Mahkamah Agung AS pada hari Senin meminta pemerintahan Presiden Joe Biden untuk mempertimbangkan apakah akan meninjau undang-undang yang didukung Partai Republik di Texas dan Florida yang akan melemahkan upaya perusahaan media sosial besar untuk membatasi konten yang dianggap menyinggung di platform mereka. sensor.
Para hakim sedang mempertimbangkan untuk menangani dua kasus yang melibatkan tantangan terhadap undang-undang negara bagian – keduanya saat ini diblokir – yang diajukan oleh kelompok industri teknologi NetChoice dan Asosiasi Industri Komputer & Komunikasi yang terdiri dari Twitter, Facebook milik Meta Platforms Inc, dan YouTube milik Alphabet Inc.
Para pendukung undang-undang tersebut berpendapat bahwa platform media sosial membungkam suara-suara konservatif, sementara para pendukung penggunaan pembatasan konten secara bijaksana berpendapat perlunya menghentikan misinformasi dan dukungan terhadap tujuan-tujuan ekstremis.
Florida berupaya untuk menghidupkan kembali undang-undangnya setelah sebagian besar pengadilan di tingkat yang lebih rendah memutuskan menentangnya, sementara kelompok-kelompok industri mengajukan banding atas keputusan pengadilan yang lebih rendah secara terpisah yang menguatkan undang-undang Texas, yang sebelumnya diblokir oleh Mahkamah Agung dalam kasus ini.
Kasus-kasus ini akan menguji argumen yang dibuat oleh kelompok-kelompok industri yang menyatakan bahwa Amandemen Pertama Konstitusi AS menjamin kebebasan berpendapat yang melindungi hak platform media sosial atas kebijaksanaan editorial dan melarang pemerintah memaksa mereka untuk mempublikasikan dan mendistribusikan konten yang bertentangan dengan keinginan mereka. . proses moderasi konten.

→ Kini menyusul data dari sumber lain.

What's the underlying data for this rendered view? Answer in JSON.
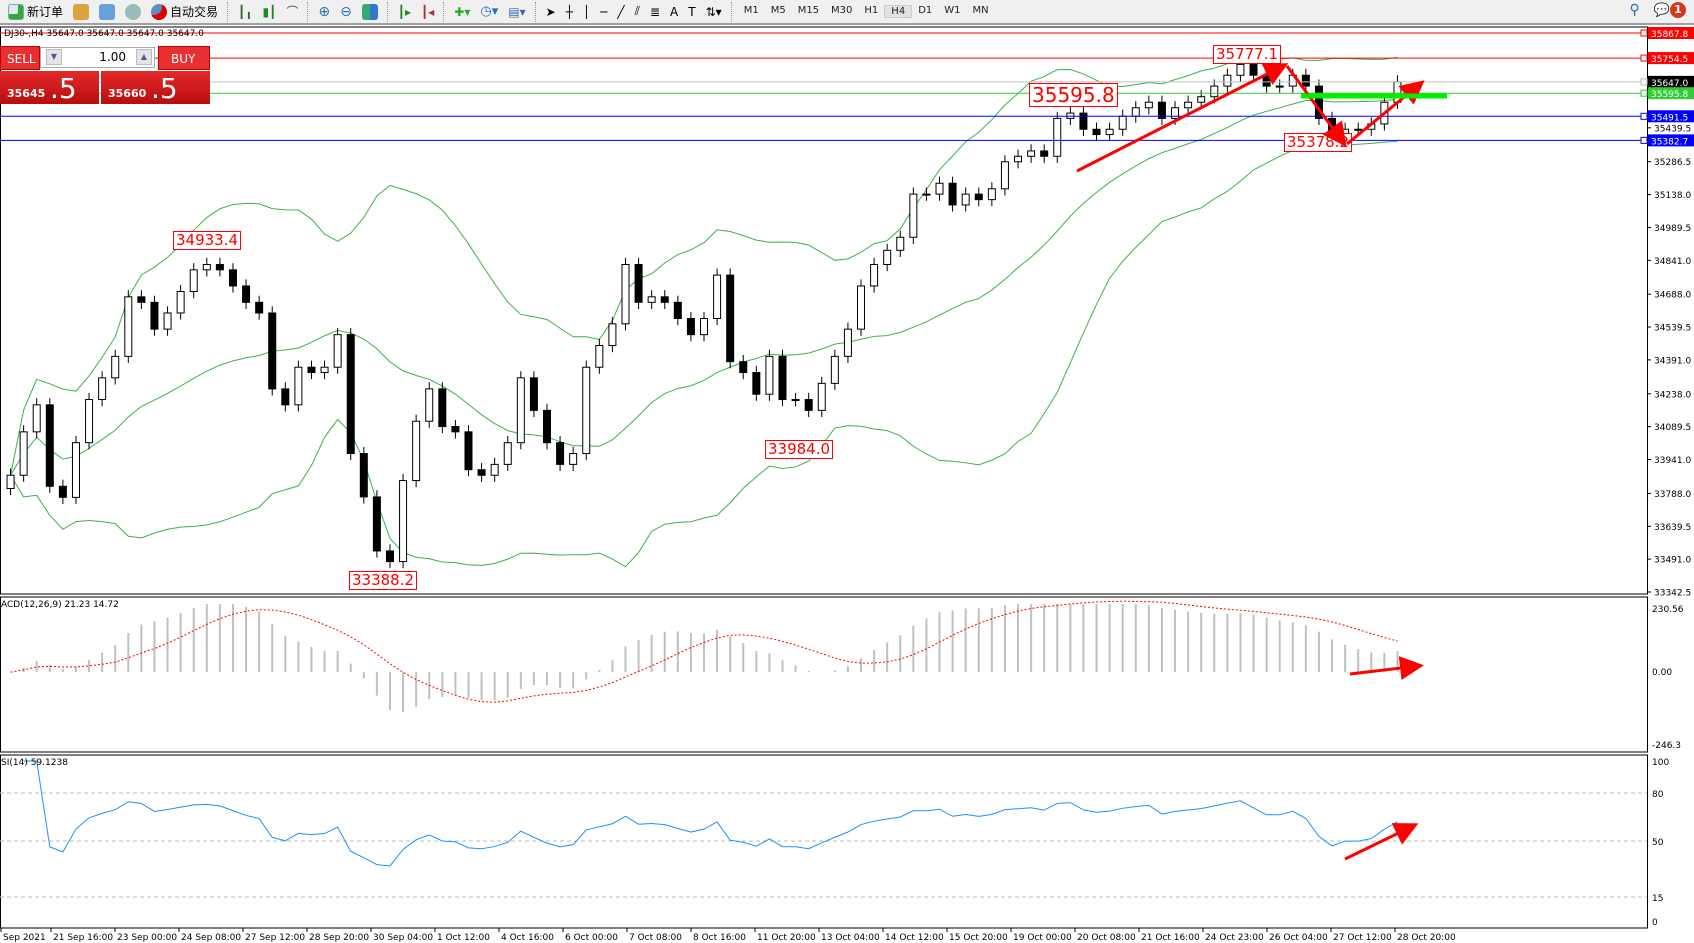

Perusahaan-perusahaan tersebut mengatakan bahwa tanpa kebijaksanaan editorial, situs web mereka akan dibanjiri dengan spam, penindasan, ekstremisme, dan ujaran kebencian.

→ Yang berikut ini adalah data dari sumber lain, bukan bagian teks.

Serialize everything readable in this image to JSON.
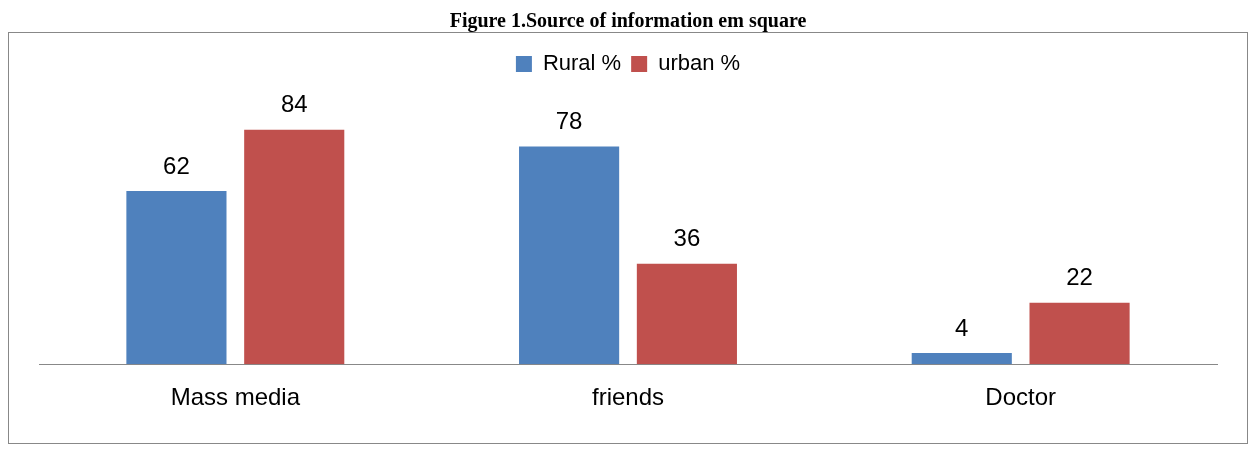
{
  "chart_data": {
    "type": "bar",
    "title": "Figure 1.Source of information em square",
    "categories": [
      "Mass media",
      "friends",
      "Doctor"
    ],
    "series": [
      {
        "name": "Rural %",
        "color": "#4f81bd",
        "values": [
          62,
          78,
          4
        ]
      },
      {
        "name": "urban %",
        "color": "#c0504d",
        "values": [
          84,
          36,
          22
        ]
      }
    ],
    "data_labels": true,
    "legend": "top",
    "grid": false
  }
}
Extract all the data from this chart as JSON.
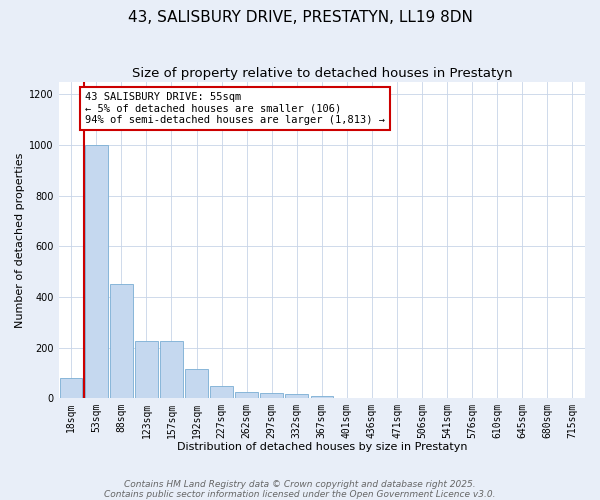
{
  "title1": "43, SALISBURY DRIVE, PRESTATYN, LL19 8DN",
  "title2": "Size of property relative to detached houses in Prestatyn",
  "xlabel": "Distribution of detached houses by size in Prestatyn",
  "ylabel": "Number of detached properties",
  "categories": [
    "18sqm",
    "53sqm",
    "88sqm",
    "123sqm",
    "157sqm",
    "192sqm",
    "227sqm",
    "262sqm",
    "297sqm",
    "332sqm",
    "367sqm",
    "401sqm",
    "436sqm",
    "471sqm",
    "506sqm",
    "541sqm",
    "576sqm",
    "610sqm",
    "645sqm",
    "680sqm",
    "715sqm"
  ],
  "values": [
    80,
    1000,
    450,
    225,
    225,
    115,
    50,
    25,
    20,
    15,
    7,
    0,
    0,
    0,
    0,
    0,
    0,
    0,
    0,
    0,
    0
  ],
  "bar_color": "#c5d8ef",
  "bar_edgecolor": "#7aaed4",
  "vline_color": "#cc0000",
  "annotation_title": "43 SALISBURY DRIVE: 55sqm",
  "annotation_line2": "← 5% of detached houses are smaller (106)",
  "annotation_line3": "94% of semi-detached houses are larger (1,813) →",
  "annotation_box_color": "#ffffff",
  "annotation_box_edgecolor": "#cc0000",
  "ylim": [
    0,
    1250
  ],
  "yticks": [
    0,
    200,
    400,
    600,
    800,
    1000,
    1200
  ],
  "footer1": "Contains HM Land Registry data © Crown copyright and database right 2025.",
  "footer2": "Contains public sector information licensed under the Open Government Licence v3.0.",
  "bg_color": "#e8eef8",
  "plot_bg_color": "#ffffff",
  "title_fontsize": 11,
  "subtitle_fontsize": 9.5,
  "axis_label_fontsize": 8,
  "tick_fontsize": 7,
  "footer_fontsize": 6.5,
  "annotation_fontsize": 7.5
}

Negara-negara bagian Partai Republik mengesahkan undang-undang mereka pada tahun 2021 sebagai tanggapan terhadap pandangan yang diungkapkan oleh banyak komentator konservatif dan sayap kanan Amerika bahwa perusahaan teknologi besar – terkadang disebut Big Tech – secara rutin menyembunyikan pandangan mereka.
Orang-orang ini mencontohkan langkah Twitter untuk secara permanen menangguhkan Presiden Donald Trump dari Partai Republik saat itu dari platform tersebut setelah serangan terhadap Capitol AS pada tanggal 6 Januari 2021 oleh gerombolan pendukungnya, dan perusahaan tersebut menyebutkan “risiko hasutan lebih lanjut untuk melakukan kekerasan.”
Undang-undang Florida mewajibkan platform yang memiliki setidaknya 100 juta pengguna untuk “menampung beberapa pidato yang mereka tidak akan memilih untuk menjadi tuan rumah” dengan mengungkapkan aturan sensor dan “menerapkannya secara konsisten di antara para penggunanya.” Undang-undang ini juga melarang pelarangan kandidat politik mana pun.
Undang-undang Texas melarang perusahaan media sosial dengan setidaknya 50 juta pengguna aktif bulanan untuk bertindak “menyensor” pengguna berdasarkan “opini”.
Pengadilan Banding Sirkuit AS ke-5 yang berbasis di New Orleans pada tahun 2022 menguatkan undang-undang Texas, dan menyimpulkan bahwa undang-undang tersebut “tidak membuat pidato apa pun menjadi dingin. Sejauh undang-undang tersebut membuat apa pun menjadi dingin, hal ini juga melemahkan sensor.”
Pengadilan Banding Sirkuit AS ke-11 yang berbasis di Atlanta pada tahun 2022 membatalkan sebagian besar undang-undang Florida, namun menjunjung legalitas ketentuan yang mengharuskan situs web melakukan pengungkapan tertentu, termasuk standar moderasi konten dan perubahan aturan.